I regret that I didn't get more of the low fog that was coming up in the fields. And I regret that there's no way for me to explain what it was like to realize that I'd forgotten what winter smells like--and then to realize, even further, that this wet shivery bone-chill cold still isn't what winters smell like where I come from, because I can still breathe in through my nose, and because the air I'm breathing in isn't dry. And because as cold as it's gotten, it's still nowhere near as cold as it's been at home. Nowhere near.
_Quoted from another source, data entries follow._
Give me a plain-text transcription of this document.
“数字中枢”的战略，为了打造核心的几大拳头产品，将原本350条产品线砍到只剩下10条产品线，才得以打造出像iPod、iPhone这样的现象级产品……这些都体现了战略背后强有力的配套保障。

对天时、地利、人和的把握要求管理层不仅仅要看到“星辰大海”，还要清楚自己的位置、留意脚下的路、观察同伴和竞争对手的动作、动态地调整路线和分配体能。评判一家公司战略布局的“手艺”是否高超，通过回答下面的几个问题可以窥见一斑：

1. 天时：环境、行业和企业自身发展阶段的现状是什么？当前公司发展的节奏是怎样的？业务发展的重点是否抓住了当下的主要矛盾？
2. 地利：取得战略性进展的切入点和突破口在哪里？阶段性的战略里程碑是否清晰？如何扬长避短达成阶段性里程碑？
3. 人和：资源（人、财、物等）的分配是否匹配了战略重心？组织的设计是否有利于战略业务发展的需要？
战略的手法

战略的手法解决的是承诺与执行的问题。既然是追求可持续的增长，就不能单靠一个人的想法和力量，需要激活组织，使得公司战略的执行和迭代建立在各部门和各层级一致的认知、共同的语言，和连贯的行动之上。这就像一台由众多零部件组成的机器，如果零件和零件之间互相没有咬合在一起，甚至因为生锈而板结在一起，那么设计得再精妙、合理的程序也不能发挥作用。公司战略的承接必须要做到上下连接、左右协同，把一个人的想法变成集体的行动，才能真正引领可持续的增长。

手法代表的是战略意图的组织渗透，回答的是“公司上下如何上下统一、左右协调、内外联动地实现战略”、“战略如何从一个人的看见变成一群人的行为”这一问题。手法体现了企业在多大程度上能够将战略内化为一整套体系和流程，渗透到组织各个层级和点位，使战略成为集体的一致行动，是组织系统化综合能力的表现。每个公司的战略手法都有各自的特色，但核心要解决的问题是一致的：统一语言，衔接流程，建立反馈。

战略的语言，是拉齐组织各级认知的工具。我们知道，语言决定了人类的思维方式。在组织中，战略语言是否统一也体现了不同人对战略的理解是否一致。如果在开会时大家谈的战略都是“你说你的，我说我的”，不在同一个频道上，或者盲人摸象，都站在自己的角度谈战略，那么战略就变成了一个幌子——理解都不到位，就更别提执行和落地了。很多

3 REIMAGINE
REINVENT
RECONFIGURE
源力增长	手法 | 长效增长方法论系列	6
In the midst of my processing last night, by the way, I forgot to tell you one other thing you might need to know:
If you carry an apple pie--even a covered one--into a taxicab to Trumpington, your cab driver might well engage you in a conversation about the best apples for cooking (Bramleys) and the best kinds of butter for baking (Anchor, Lurpak, that French butter whose name we couldn't remember). Butter from New Zealand, butter from Denmark. Unsalted butter. The advantages of butter as compared to margarine (too many to name). "How long before you get to go home for your roast?" I asked him. "An hour and a half," he replied. This morning I realized that I should have torn off a piece of the crust and given it to him, just like we gave the Corpus Christi porters one of our eclairs when my beautiful friend was in town. There wasn't a graceful way to share the pie, but that shouldn't have stopped me.